Having established ethnology and social anthropology as independent social disciplines, Evans-Pritchard spells out the definition of ethnology as under:
The task of ethnology is to classify peoples on the basis of their social and cultural characteristics and then to explain their distribution at the present time or in the past times, by the movement and mixture of peoples and the diffusion of cultures.
Evans-Pritchard argues that the basic task of ethnology-is to make a classification of peoples and cultures. When this is done social anthropology makes comparisons between primitive societies.
If we take the Indian situation, we will find that K.S. Singh in his report on the People of India (POI) classifies the tribal groups into four social stocks, namely, the Negrito, the Protoaustraloid, the Mongoloid and the Caucasoid.
According to him, the Jarawas, the Gonds, the Nagas, and the Gujjars fall into these categories, respectively. This is the work of pure ethnology. Based on this classification, Singh compares the developmental scales of these tribal groups.

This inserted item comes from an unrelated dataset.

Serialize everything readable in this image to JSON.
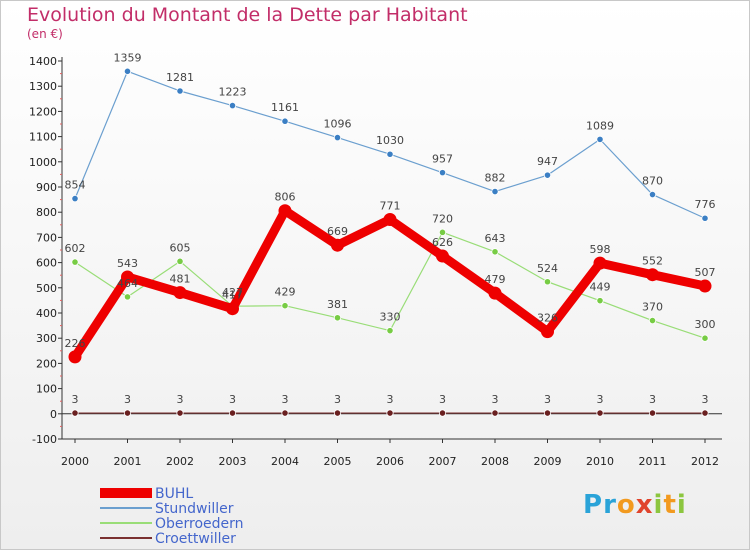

The usefulness of ethnology as a branch of anthropology helps us to reconstruct the history of primitive peoples, for whose past historical records are lacking. The ethnologists are compelled to rely on references from circumstantial evidence to reach their conclusions, which in the nature of the case, can never be more than probable reconstruction.
Thus, Indian ethnology, which is a part of social anthropology, in much influenced by British ethnology. K.S. Singh has discussed the development of ethnology in India in his Tribal Society in India (1985). He accepts that Rai Bahadur Sarat Chandra Ray was the father of Indian ethnography. He is given this status because of his book The Mundas and their Country (1912). Sarat Chandra has written a large number of monographs on the tribals of Bihar. As a matter of fact, ethnology is concerned with three basic things:
(1) Classification of groups on the basis of racial types,
(2) Narration of culture, and
(3) Study of tribals and primitives.